Millions of people are actively standing in solidarity with the victims of the war, supporting Ukrainian refugees and expressing opposition to the war (whether by donating, protesting, offering housing, etc.). Everything must be done to put an end to the suffering and devastation.
But the political and investment decisions of European governments, companies, banks and investors have played a crucial role in building up Putin’s economic and military power: did you know that you might be unwillingly fuelling Putin’s war machine with your money?
Greenpeace activists hold a banner next ot the 40,000-ton tanker Seasprat, which delivers processed oil from the Russian Baltic port of Primorsk. This action in the port of Bremen is part of a protest against oil imports from Russia, which help finance Putin’s war in Ukraine.
Many European banks and financial institutions are still, in one way or another, financing Russian fossil fuels and that money fuels Putin’s illegal invasion of Ukraine. The connection is clear: fossil fuels (and uranium) Europe buys from Russian companies. Those same companies not only fuel but also fund the Russian army, and thanks to some of the largest banks and investors in Europe, your money could be funding it.
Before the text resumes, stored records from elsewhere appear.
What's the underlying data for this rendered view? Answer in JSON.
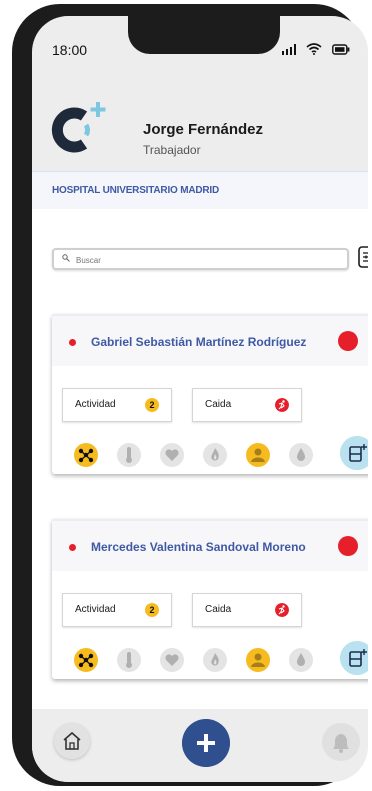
{
  "status_bar": {
    "time": "18:00"
  },
  "user": {
    "name": "Jorge Fernández",
    "role": "Trabajador"
  },
  "hospital": {
    "name": "HOSPITAL UNIVERSITARIO MADRID"
  },
  "search": {
    "placeholder": "Buscar"
  },
  "patients": [
    {
      "name": "Gabriel Sebastián Martínez Rodríguez",
      "activity_label": "Actividad",
      "activity_count": "2",
      "fall_label": "Caida",
      "sensors": [
        "network-icon",
        "thermometer-icon",
        "heart-icon",
        "flame-icon",
        "person-icon",
        "drop-icon"
      ]
    },
    {
      "name": "Mercedes Valentina Sandoval Moreno",
      "activity_label": "Actividad",
      "activity_count": "2",
      "fall_label": "Caida",
      "sensors": [
        "network-icon",
        "thermometer-icon",
        "heart-icon",
        "flame-icon",
        "person-icon",
        "drop-icon"
      ]
    }
  ],
  "colors": {
    "accent_blue": "#3f5aa3",
    "alert_red": "#e5202a",
    "badge_yellow": "#f6bc1f",
    "nav_blue": "#2f4f8f",
    "light_blue": "#b9e1ef"
  }
}
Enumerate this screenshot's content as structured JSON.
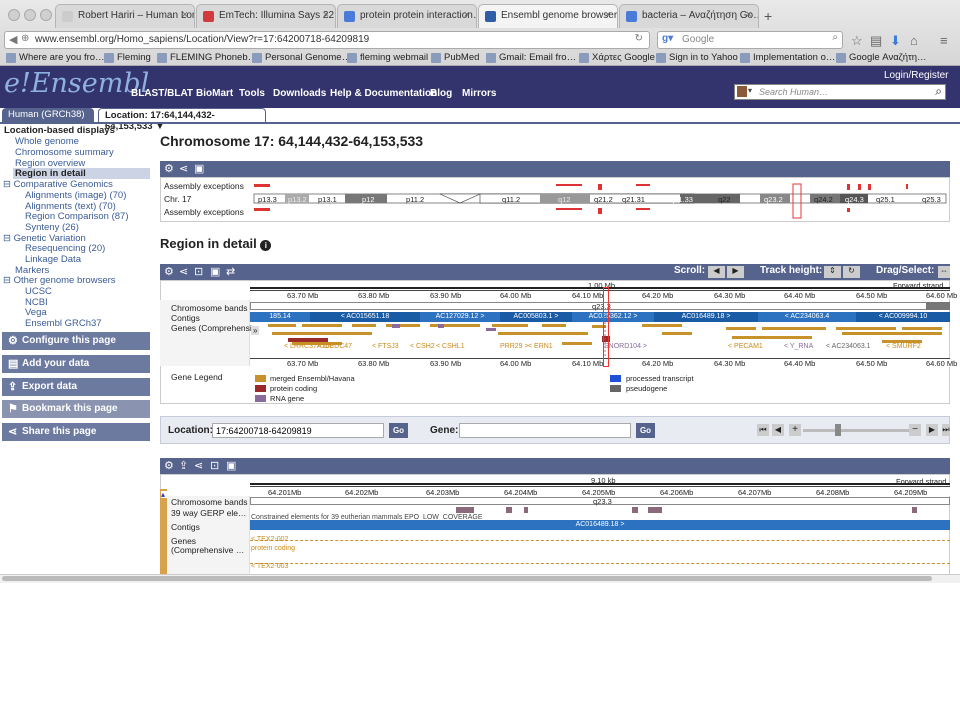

We need to expose and confront the European financial institutions still funding Russian fossil fuels and the war. We have identified the top ten banks & investors based in Europe invested in the Russian oil and gas sector that have not committed to end finance to Russian fossil fuel companies:
— Intesa SanPaolo,
— Société Générale,
— Raiffeisen Bank International,
— Credit Suisse,
— East Capital,
— Carnegie Fonder.
People understand that money flows can go to socially or environmentally damaging activities, for example the destruction of a centuries-old forest to make space for a motorway or investing in dangerous energy extraction practices such as Arctic drilling, fracking, shale oil and gas. They also know that money flows can and should be redirected towards peace and safety, prioritising the needs of people and creating just economic and social systems.
Ukranians living in Vienna protested in front of the Raiffeisen Bank during the bank’s annual general meeting at the end of March and demanded that it quits its ties with the Russian market and stop sponsoring the war in Ukraine. Czech activists protested at Société Générale, Raiffeisen Bank and UniCredit’s Czech subsidiaries in April and demanded they stop financing Russian fossil fuels and the war. Greenpeace is relentlessly protesting the fossil fuel dependence that funds Putin’s invasion and has been urging financial institutions to stop providing financial services to fossil fuel companies for years.
Stopping the money flowing to Russian fossil fuels could help end this war sooner: it is an emergency. All over the world, fossil fuels have driven conflicts and political instability, and they will continue to do so as long as we consume and fund them.
A secure and safe energy system will be a huge part of creating lasting peace. Turning to renewables and energy efficiency redirects money from conflict to securing peace. We have to cut money flows that perpetuate violence and injustice and use money to create a better and safer world.